Andammo avanti così, a lungo, succhiandoci il sesso alternativamente, mordicchiando, leccando fino a sentire la bocca indolenzita; mi staccai e lo scavalcai; mi distesi al suo fianco; ma non smettevamo di carezzarci e di baciarci a lungo; ci eravamo incontrati alle quattro e, alle sette, eravamo ancora sul letto ad amarci; mi aveva penetrato in vagina, con un’esplosione di piacere che non ricordavo uguale; mi era montato addosso e mi aveva fatto sentire la verga tra i seni, alla spagnola.

Mi aveva preso da dietro, a pecorina, facendomi sentire la mazza fin nello stomaco, ma non avevo avuto fastidi; mentre mi montava così, aveva giocato a lungo col mio ano; quando si era staccato, aveva ripreso a leccarlo, da dietro, infilandoci prima un dito poi gli altri, allargandolo; capito che voleva penetrarmi analmente, avevo preso dal bagno il lubrificante che usavo spesso e glielo avevo dato; senza bisogno di parole, mi aveva fatto sdraiare supina e mi aveva penetrato nel retto, dolcemente.

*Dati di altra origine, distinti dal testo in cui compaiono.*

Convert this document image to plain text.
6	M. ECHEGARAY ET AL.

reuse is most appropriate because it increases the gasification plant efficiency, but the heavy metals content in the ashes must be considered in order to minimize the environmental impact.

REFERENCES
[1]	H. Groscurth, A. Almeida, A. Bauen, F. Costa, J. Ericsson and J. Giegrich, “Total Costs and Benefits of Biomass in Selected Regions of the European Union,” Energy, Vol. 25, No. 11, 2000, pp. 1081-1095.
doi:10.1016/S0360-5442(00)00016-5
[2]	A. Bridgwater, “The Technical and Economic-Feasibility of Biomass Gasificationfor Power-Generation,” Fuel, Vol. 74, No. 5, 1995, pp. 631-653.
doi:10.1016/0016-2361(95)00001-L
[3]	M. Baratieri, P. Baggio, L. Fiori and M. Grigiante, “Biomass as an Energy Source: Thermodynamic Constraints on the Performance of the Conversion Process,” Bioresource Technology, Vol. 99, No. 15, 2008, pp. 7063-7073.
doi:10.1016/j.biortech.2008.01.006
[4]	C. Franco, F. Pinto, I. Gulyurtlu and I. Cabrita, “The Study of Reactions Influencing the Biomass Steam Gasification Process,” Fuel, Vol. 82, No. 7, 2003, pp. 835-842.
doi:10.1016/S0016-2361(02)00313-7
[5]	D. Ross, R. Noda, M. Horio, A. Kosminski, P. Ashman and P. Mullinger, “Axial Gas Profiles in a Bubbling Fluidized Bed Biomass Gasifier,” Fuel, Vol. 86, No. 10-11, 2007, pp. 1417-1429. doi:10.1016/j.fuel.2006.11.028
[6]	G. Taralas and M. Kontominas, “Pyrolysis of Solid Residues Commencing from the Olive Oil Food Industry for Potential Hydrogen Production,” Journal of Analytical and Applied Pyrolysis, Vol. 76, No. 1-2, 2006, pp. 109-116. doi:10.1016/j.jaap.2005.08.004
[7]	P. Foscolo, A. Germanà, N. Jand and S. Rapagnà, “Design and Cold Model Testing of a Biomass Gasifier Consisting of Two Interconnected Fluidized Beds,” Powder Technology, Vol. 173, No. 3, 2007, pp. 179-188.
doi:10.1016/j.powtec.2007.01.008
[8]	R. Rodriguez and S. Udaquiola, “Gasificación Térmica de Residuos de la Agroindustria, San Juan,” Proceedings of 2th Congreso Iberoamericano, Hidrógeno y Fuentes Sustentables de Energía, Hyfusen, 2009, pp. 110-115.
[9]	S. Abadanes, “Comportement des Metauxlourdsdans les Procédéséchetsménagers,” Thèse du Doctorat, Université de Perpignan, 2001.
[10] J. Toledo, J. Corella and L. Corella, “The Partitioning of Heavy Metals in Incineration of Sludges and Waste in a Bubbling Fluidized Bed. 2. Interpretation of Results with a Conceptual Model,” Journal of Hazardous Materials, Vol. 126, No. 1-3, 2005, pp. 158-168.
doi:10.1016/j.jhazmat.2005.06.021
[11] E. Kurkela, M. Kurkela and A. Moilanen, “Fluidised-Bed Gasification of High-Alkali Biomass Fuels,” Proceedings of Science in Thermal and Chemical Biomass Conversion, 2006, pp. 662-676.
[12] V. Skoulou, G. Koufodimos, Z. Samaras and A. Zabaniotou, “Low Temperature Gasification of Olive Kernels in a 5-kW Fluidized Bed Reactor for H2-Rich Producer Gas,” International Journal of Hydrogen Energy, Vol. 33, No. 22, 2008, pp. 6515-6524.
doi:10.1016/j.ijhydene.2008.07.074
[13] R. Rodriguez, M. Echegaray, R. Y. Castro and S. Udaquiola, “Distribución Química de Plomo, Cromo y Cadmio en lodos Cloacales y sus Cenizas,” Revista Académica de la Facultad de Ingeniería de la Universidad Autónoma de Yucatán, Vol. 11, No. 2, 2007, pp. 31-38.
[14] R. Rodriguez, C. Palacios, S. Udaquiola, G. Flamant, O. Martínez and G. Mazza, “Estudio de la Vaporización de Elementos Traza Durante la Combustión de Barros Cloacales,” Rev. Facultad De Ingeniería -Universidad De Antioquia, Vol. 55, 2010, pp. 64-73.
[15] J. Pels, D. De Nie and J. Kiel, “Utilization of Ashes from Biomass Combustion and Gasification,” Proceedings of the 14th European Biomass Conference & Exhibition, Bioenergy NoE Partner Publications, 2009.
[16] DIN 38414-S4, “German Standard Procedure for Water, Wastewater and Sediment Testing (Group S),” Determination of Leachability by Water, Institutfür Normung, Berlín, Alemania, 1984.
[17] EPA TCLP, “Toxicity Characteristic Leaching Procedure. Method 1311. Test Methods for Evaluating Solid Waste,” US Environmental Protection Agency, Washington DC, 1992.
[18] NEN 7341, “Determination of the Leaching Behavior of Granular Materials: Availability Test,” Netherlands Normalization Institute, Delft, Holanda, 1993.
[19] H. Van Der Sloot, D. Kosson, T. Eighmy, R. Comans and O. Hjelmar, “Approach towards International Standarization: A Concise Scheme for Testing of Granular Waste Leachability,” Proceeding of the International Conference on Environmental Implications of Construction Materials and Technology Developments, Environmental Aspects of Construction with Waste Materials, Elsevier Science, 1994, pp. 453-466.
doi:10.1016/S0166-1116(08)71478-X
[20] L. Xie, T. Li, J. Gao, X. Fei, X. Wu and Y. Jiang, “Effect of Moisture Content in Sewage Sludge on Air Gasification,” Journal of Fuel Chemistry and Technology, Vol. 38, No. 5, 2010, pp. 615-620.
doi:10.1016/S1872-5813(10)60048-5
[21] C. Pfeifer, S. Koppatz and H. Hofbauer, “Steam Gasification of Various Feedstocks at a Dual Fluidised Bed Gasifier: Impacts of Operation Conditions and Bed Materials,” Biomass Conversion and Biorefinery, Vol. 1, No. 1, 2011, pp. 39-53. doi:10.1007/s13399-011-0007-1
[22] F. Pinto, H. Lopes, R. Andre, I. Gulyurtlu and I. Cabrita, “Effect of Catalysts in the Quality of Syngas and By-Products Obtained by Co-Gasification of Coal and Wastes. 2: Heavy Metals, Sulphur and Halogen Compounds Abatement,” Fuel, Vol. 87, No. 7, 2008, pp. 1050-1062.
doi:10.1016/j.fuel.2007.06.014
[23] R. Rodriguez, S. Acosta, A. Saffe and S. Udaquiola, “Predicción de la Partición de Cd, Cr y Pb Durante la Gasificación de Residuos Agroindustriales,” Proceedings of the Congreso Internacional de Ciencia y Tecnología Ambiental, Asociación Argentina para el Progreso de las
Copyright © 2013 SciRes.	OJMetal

Non avevo mai vissuto con tanta gioia un amplesso; ed ero veramente felice di avere copulato con tanta energia, con tanto desiderio, con tanta dolcezza; ma prima o poi, dovevamo uscire; fui costretta ad avvertirlo che la realtà incalzava; aveva già avuto tre eiaculazioni, in bocca, in vagina e nel retto; ma non rinunciava ad un ultimo assalto in cui concedermi l’ultimo grande orgasmo di quella giornata; mi prese alla missionaria, immerso dentro di me con tutto il corpo, dal sesso che sprofondava fino all’utero agli arti che carezzavano i miei corrispondenti, dal ventre fuso col mio ai seni che schiacciava coi suoi; si fermò a godersi il calore del corpo per lunghissimi momenti.

Non avrebbe voluto più staccarsi ed io facevo tanta fatica a sollecitarlo, mentre avrei voluto assorbirlo in me e tenermelo forse per sempre; ero anche fortunata, mi trovai a pensare, che la giovane età gli consentisse prestazioni così lunghe e così intense con orgasmi strepitosi; io ero ormai stanca e dolorante, ma ancora vogliosissima e innamorata di quel corpo che sognavo di consumare; quando esplose nell’ultima, enorme eiaculazione, fui costretta a imporgli di porre fine.

Mentre ancora ci rotolavamo nel letto come se non ci dovesse essere più un domani, sentii che la porta si apriva e che Franco entrava in casa; riconobbi senza problemi i rumori di porte e il passo di lui che prima si accostò alla camera che avevo chiusa e poi si allontanò forse verso la cucina; mi fece rabbia la sua correttezza inalterabile, anche in presenza di un evidente caso di adulterio consumato nella nostra casa, nel nostro letto.